Paulsen Jan Erik, Bjørheim Jens, Røe Janne, Eide Tor Jacob, Alexander Jan, Gaudernack Gustav
Department of Environmental Medicine, The National Institute of Public Health, Oslo, Norway.
Anticancer Res. 2002 Jan-Feb;22(1A):171-5.

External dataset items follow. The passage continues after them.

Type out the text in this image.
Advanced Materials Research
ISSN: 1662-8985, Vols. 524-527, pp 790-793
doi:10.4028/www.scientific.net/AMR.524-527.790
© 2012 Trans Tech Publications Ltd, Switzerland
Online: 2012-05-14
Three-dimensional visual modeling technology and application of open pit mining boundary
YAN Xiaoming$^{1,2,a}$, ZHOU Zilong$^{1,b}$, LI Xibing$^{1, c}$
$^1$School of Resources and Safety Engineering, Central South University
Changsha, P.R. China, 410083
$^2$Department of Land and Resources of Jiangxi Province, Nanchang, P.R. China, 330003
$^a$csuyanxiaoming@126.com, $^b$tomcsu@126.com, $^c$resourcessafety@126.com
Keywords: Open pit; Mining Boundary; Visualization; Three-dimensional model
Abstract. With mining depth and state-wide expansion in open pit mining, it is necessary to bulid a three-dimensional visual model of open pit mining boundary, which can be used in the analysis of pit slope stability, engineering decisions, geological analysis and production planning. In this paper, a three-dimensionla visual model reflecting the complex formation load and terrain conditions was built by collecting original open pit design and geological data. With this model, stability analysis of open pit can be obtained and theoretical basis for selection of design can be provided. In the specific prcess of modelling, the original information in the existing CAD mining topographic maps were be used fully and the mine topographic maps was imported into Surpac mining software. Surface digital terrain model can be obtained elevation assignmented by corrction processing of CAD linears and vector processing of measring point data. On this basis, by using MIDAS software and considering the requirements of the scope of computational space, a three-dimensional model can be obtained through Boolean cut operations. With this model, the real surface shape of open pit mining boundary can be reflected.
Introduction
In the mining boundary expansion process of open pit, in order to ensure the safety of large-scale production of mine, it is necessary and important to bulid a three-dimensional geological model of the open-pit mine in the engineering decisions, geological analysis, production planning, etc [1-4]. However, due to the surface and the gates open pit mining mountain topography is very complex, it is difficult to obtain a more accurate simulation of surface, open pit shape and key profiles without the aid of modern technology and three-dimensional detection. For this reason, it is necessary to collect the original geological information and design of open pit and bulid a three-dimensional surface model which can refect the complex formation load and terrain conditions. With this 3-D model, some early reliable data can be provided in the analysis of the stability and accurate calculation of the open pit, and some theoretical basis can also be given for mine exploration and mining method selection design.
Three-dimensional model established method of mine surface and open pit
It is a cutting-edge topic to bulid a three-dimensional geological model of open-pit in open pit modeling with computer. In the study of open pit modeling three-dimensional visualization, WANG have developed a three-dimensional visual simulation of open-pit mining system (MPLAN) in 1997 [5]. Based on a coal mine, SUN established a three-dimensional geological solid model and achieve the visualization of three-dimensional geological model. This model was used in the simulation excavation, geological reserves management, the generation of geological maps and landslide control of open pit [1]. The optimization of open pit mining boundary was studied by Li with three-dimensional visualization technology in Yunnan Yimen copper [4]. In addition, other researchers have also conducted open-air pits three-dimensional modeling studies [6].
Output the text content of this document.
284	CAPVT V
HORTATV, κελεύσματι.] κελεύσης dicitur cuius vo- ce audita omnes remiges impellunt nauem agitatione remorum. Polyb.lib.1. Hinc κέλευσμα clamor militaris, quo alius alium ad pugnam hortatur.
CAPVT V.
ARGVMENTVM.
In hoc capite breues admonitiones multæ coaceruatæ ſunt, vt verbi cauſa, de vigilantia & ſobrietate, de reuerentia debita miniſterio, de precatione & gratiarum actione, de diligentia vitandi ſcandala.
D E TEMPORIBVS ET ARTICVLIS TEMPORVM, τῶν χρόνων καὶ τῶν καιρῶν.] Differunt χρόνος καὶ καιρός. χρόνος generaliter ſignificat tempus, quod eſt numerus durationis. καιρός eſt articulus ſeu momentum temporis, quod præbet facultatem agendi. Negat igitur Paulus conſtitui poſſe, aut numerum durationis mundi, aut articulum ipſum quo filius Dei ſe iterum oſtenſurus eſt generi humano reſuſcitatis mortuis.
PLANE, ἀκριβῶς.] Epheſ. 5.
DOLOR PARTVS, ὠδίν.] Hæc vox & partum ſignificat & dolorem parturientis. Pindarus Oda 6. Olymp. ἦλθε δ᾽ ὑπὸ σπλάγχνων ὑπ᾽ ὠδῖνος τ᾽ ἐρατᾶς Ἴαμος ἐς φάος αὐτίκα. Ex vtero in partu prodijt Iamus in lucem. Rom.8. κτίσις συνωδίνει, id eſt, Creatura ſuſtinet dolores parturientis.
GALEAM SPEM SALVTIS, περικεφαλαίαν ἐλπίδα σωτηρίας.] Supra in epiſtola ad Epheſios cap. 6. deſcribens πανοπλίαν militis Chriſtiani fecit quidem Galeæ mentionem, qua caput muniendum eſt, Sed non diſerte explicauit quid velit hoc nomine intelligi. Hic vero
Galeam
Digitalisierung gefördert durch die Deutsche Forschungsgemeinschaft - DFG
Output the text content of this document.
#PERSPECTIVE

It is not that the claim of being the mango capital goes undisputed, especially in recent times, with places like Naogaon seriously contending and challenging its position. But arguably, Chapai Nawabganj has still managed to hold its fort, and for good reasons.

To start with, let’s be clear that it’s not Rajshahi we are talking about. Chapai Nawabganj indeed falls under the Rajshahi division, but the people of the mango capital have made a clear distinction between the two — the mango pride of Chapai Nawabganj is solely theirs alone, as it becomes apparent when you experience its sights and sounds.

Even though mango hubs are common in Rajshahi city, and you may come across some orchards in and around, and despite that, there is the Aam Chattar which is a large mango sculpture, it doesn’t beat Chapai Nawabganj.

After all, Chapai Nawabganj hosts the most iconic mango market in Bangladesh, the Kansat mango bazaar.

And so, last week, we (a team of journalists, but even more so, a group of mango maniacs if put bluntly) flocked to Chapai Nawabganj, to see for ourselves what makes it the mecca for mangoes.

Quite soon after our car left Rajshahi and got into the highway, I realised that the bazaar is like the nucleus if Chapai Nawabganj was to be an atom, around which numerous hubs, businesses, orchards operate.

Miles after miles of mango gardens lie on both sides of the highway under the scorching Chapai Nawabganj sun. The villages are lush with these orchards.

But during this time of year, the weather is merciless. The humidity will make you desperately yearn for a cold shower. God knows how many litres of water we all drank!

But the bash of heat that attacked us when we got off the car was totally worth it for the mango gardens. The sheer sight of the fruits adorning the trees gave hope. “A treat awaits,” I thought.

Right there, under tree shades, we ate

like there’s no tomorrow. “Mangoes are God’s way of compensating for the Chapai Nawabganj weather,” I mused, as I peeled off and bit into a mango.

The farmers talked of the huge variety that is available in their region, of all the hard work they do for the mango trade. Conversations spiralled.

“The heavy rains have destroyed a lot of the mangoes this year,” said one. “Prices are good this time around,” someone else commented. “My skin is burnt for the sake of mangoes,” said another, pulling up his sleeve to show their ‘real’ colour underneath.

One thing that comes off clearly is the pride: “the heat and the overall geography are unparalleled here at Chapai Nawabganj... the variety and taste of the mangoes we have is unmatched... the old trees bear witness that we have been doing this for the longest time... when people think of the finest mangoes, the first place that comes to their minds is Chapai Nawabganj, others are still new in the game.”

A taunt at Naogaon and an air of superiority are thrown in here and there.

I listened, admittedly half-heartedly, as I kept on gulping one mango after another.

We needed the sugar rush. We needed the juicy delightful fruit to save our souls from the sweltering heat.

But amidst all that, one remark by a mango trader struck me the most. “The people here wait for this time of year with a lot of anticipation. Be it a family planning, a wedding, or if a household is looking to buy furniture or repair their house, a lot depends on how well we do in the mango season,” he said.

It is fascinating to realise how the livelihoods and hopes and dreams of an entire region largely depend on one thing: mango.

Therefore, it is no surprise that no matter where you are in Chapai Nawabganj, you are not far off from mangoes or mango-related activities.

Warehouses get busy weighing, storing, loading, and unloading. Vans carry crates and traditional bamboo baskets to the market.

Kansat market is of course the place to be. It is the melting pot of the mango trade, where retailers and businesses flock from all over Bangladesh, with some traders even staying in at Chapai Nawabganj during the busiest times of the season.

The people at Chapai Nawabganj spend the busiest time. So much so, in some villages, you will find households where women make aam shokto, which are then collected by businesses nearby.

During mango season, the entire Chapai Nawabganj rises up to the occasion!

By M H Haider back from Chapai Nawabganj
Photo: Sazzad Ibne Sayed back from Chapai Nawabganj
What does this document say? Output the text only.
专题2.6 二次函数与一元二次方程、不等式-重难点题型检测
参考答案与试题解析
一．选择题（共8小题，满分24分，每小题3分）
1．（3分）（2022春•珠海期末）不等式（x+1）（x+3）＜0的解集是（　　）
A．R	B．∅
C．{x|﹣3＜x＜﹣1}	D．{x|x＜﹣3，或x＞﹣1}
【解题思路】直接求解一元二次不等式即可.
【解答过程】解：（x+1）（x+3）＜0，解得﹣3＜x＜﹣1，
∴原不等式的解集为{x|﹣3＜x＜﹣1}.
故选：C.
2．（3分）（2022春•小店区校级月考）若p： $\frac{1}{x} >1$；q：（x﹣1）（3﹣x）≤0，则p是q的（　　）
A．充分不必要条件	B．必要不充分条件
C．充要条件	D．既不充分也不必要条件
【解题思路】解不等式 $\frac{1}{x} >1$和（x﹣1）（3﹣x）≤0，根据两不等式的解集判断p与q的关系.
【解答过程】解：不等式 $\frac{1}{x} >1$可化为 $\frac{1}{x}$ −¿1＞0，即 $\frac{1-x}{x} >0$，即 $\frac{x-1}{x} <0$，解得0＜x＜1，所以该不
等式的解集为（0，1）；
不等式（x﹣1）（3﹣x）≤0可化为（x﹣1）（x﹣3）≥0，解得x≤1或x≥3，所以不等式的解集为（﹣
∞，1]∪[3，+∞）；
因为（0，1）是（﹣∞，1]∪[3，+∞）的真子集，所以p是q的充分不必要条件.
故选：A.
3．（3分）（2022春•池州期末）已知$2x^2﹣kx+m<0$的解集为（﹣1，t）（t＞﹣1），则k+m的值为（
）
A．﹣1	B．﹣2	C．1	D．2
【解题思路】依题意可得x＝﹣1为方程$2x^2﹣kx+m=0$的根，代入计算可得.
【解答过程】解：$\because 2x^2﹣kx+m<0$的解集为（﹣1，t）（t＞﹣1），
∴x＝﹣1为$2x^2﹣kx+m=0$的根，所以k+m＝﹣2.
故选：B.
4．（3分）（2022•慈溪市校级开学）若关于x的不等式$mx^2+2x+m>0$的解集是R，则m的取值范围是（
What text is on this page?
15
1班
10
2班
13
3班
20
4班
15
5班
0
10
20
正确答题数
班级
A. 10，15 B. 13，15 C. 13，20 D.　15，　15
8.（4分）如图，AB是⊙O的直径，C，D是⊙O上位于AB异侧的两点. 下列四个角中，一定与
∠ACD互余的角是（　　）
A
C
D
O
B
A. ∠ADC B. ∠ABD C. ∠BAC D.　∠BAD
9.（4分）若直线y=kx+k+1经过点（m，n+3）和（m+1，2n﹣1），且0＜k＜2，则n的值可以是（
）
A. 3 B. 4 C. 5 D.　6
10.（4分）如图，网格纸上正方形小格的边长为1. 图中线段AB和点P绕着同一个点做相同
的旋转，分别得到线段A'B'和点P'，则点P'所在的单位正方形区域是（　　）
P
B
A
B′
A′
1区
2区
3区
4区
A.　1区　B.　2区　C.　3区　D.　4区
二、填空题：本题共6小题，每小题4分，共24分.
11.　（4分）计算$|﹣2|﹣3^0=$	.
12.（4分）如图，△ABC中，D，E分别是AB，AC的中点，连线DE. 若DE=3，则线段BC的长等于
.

Rat colon carcinogenesis induced by 2 x 15 mg/kg body weight of azoxymethane (AOM) is a standard model, widely used to evaluate the role of nutritional components and chemopreventive agents at various stages of tumorigenesis. In this model, KRAS mutations have been frequently observed in aberrant crypt foci (ACF), putative preneoplastic lesions, as well as in tumours. Therefore we used this model and vaccinated F344 rats with a mixture of synthetic mutant KRAS peptides (MT KRAS) corresponding to frequent KRAS exon 1 mutations before AOM treatment in order to study the role of KRAS mutations in the development of ACF and subsequently tumours. The controls were sham-vaccinated with KRAS exon 1 wild-type KRAS peptides (WT KRAS). MT KRAS vaccination suppressed the number of ACF by 42% at week 13 (p=0.001). The subpopulation of ACF suppressed by MT KRAS vaccination had higher focal crypt multiplicity than the control ACF population (p=0.001). At week 26, vaccination reduced the KRAS mutation frequency in ACF from 50% in the MT KRAS group to 13% in the WT KRAS (p=0.038). However, at this phase of carcinogenesis, vaccination did not have significant effects on the ACF number and focal crypt multiplicity. Surprisingly, the KRAS mutation frequency was only 5% in the colonic tumours of the controls (1 out of 20 tumours). Although there were no tumours with KRAS mutations in the MT KRAS group, the possible effect of vaccination could not be evaluated. These data indicate that KRAS mutations play a minor role in colonic tumorigenesis and that ACF with KRAS mutations could hardly be the precursors of the AOM-induced tumours in rats. Hence, the cancer protective potential of a KRAS vaccine in the early phase of AOM-induced colon carcinogenesis in the rat appeared minuscule. Additional studies in a model with a high outcome of KRAS mutations in colonic tumours are needed to evaluate the effects of a KRAS vaccine at later stages of tumorigenesis.
用2×15毫克/千克体重的氧化偶氮甲烷(AOM)诱导大鼠结肠癌发生是一种标准模型,被广泛用于评估营养成分和化学预防剂在肿瘤发生各个阶段的作用。在这个模型中,在异常隐窝灶(ACF)、假定的癌前病变以及肿瘤中经常观察到KRAS突变。因此,我们使用这个模型,在AOM处理前用对应于常见KRAS第1外显子突变的合成突变KRAS肽混合物(MT KRAS)对F344大鼠进行疫苗接种,以研究KRAS突变在ACF以及随后肿瘤发生中的作用。对照组用KRAS第1外显子野生型KRAS肽(WT KRAS)进行假疫苗接种。MT KRAS疫苗接种在第13周时使ACF数量减少了42%(p = 0.001)。MT KRAS疫苗接种所抑制掉的ACF亚群,其灶性隐窝多倍性高于对照ACF群体(p = 0.001)。在第26周时,疫苗接种使ACF中的KRAS突变频率从MT KRAS组的50%降至WT KRAS组的13%(p = 0.038)。然而,在致癌作用的这个阶段,疫苗接种对ACF数量和灶性隐窝多倍性没有显著影响。令人惊讶的是,对照组结肠肿瘤中的KRAS突变频率仅为5%(20个肿瘤中有1个)。虽然MT KRAS组没有出现KRAS突变的肿瘤,但疫苗接种的可能效果无法评估。这些数据表明,KRAS突变在结肠肿瘤发生中起的作用较小,并且具有KRAS突变的ACF几乎不可能是AOM诱导的大鼠肿瘤的前体。因此,KRAS疫苗在AOM诱导的大鼠结肠癌发生早期阶段的癌症保护潜力似乎微乎其微。需要在结肠肿瘤中KRAS突变发生率高的模型中进行更多研究,以评估KRAS疫苗在肿瘤发生后期阶段的效果。